While Rod Blagojevich's jury found him guilty on 17 felony counts last week, jurors found him not guilty on one count and deadlocked on two others. Not much has been written about those other counts, so let's take a look.

The paucity of electronic-surveillance evidence related to those verdicts, the lack of credible witnesses for the prosecution, and the absence of actual harm appeared to hurt the federal government's case.

Jurors deadlocked on whether Blagojevich actually attempted to hit up the brother of Rahm Emanuel for a big campaign contribution in exchange for releasing funds to a school in Emanuel's old congressional district. But this allegedly happened in 2006, long before the feds began bugging Blagojevich, so there were no tapes. And Emanuel - now Chicago's mayor - testified at trial that he'd never been told the grant would be made if his brother held a fundraiser. His testimony undermined the feds' case, and jurors deadlocked.

There was some surveillance involving the other two counts, which centered around whether Blagojevich tried to shake down a road-builder in exchange for giving him tollway contracts. But nothing concrete could be promised to the builder because a $6-billion tollway-construction plan that was constantly mentioned on tape was just a dream in Blagojevich's head at the time.

Blagojevich, in other words, was just dangling the possibility of government work in exchange for money from the road builder. But demanding a contribution from someone who does business with the government is not illegal under federal law.

The targeted road-builder testified that he felt pressured to contribute, but he initially told the FBI that there was no pressure. And the builder's bosses testified that Blagojevich never directly connected campaign contributions to contracts. Blagojevich was declared not guilty on one count, and the jury deadlocked on the other.

"No harm, no foul" may be a good way of summing this up. Emanuel's school got the cash, and no fundraiser was held. The road-builder was never promised or given anything specific, and no money was contributed.

Blagojevich was convicted of two other similar shakedown attempts. He was recorded being told that for every day he didn't sign a horse-racing-industry bailout bill, track owner John Johnston would lose $9,000. Real harm was being done. Blagojevich was also caught on tape instructing his aide how to approach Johnston and appeared to admit that he was holding off signing the bill until he got his money. He didn't sign the bill until after his arrest. There was nothing hypothetical about that charge and harm was done, and the former governor was found guilty.

The same reasoning goes for the shakedown of a Children's Memorial Hospital executive. Blagojevich was repeatedly caught on tape plotting to hit the exec up for a large contribution in exchange for releasing funding for the hospital. Blagojevich was also busted checking out whether he could hold up the money. And the exec credibly testified that he believed he was being shaken down. The state cash wasn't released until after Blagojevich was removed from office. Once again, real harm was done and there was plenty of recorded evidence and credible testimony to back up the government.

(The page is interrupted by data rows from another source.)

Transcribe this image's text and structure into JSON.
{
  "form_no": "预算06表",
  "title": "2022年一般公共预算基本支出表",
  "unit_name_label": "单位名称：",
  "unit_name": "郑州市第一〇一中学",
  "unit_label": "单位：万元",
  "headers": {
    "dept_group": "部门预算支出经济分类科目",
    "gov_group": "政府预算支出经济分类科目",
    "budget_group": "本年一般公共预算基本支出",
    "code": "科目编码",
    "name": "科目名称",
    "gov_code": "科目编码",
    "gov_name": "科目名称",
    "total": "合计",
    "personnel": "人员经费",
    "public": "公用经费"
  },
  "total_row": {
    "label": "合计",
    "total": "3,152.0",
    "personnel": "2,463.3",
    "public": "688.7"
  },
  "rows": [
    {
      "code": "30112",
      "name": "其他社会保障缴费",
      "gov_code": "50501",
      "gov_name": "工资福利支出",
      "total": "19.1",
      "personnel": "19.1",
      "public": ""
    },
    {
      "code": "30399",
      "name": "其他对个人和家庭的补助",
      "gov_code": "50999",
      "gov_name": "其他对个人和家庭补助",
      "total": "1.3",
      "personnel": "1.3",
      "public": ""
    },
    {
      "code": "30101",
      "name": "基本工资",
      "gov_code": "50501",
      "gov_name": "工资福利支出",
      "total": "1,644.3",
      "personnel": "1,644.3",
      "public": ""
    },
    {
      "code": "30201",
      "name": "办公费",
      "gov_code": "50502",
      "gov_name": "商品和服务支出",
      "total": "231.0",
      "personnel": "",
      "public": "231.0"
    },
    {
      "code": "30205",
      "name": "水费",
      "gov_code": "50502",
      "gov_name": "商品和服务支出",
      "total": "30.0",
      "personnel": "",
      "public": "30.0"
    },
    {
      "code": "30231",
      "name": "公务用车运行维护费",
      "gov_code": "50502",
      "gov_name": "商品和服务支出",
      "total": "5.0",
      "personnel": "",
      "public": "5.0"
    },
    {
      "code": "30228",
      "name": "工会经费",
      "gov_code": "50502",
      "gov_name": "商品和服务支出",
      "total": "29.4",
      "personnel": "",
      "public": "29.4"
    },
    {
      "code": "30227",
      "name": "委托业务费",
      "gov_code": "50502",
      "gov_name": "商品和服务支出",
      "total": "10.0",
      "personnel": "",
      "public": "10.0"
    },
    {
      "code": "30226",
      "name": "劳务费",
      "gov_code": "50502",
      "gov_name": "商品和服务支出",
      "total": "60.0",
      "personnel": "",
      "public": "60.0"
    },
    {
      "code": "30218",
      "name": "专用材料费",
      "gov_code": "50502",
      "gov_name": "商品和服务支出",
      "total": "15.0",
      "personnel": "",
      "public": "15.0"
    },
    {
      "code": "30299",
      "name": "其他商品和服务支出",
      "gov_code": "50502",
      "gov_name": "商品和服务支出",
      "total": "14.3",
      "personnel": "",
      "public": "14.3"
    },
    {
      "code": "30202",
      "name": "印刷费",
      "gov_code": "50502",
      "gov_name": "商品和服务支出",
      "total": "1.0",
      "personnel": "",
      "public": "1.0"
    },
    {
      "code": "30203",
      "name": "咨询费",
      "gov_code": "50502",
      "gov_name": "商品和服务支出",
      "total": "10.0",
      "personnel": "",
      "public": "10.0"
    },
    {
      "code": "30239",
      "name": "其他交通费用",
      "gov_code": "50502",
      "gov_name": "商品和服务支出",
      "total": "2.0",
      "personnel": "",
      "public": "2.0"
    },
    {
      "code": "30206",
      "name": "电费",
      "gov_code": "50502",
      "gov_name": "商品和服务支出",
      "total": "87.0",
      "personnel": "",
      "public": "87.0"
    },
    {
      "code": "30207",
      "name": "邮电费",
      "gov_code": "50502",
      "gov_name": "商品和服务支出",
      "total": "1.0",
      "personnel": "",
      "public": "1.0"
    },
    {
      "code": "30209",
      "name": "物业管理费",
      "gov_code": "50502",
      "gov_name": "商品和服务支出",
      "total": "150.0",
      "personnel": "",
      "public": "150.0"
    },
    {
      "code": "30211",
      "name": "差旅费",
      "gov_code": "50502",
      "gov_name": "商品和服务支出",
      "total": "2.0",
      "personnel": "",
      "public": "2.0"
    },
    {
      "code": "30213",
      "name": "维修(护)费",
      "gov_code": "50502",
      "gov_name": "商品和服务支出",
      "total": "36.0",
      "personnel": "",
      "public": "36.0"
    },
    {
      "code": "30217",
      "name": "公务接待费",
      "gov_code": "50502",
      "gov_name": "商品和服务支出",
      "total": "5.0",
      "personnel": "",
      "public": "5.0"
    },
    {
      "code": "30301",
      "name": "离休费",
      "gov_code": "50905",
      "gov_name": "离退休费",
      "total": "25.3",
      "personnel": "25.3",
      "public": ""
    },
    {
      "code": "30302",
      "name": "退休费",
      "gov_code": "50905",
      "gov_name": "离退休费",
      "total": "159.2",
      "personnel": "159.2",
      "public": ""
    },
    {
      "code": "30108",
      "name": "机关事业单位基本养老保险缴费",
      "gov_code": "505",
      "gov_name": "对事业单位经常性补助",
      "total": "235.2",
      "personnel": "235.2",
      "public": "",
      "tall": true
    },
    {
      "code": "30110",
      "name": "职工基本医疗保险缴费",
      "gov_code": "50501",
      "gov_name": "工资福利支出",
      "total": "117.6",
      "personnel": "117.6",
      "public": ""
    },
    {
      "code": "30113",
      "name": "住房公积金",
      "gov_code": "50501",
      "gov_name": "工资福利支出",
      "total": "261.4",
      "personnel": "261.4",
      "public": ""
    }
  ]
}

But if hypothetical situations and lack of actual harm undermined the government's case on three counts, why then did the jurors decide to back the prosecution's arguments all the way on the attempted sale of Barack Obama's U.S. Senate seat? After all, none of the schemes was ever followed that far. Nobody was really harmed by the delay, and much of what Blagojevich was caught on tape saying was obviously crazy talk.

Besides the audacity of Blagojevich's crassness, the answer may have been the huge amount of electronic surveillance. The jury was obviously impressed with the vast number of recordings involving the Senate scheme. "There was so much more evidence to go on," said one juror after the verdicts were issued.

And, unlike his last jury, which deadlocked on all but one charge, these jurors seemed to comprehend the fact that this wasn't about whether Blagojevich followed all the way through on his Senate schemes. "He was being tried on attempting, not committing a crime," a juror correctly explained to reporters.

Prosecutors also did a better job of explaining a much more streamlined case this time. The last jury got lost in a jumbled maze. But the feds used a PowerPoint presentation during summation that so impressed one juror that she said she wished the jury could've had it during deliberations.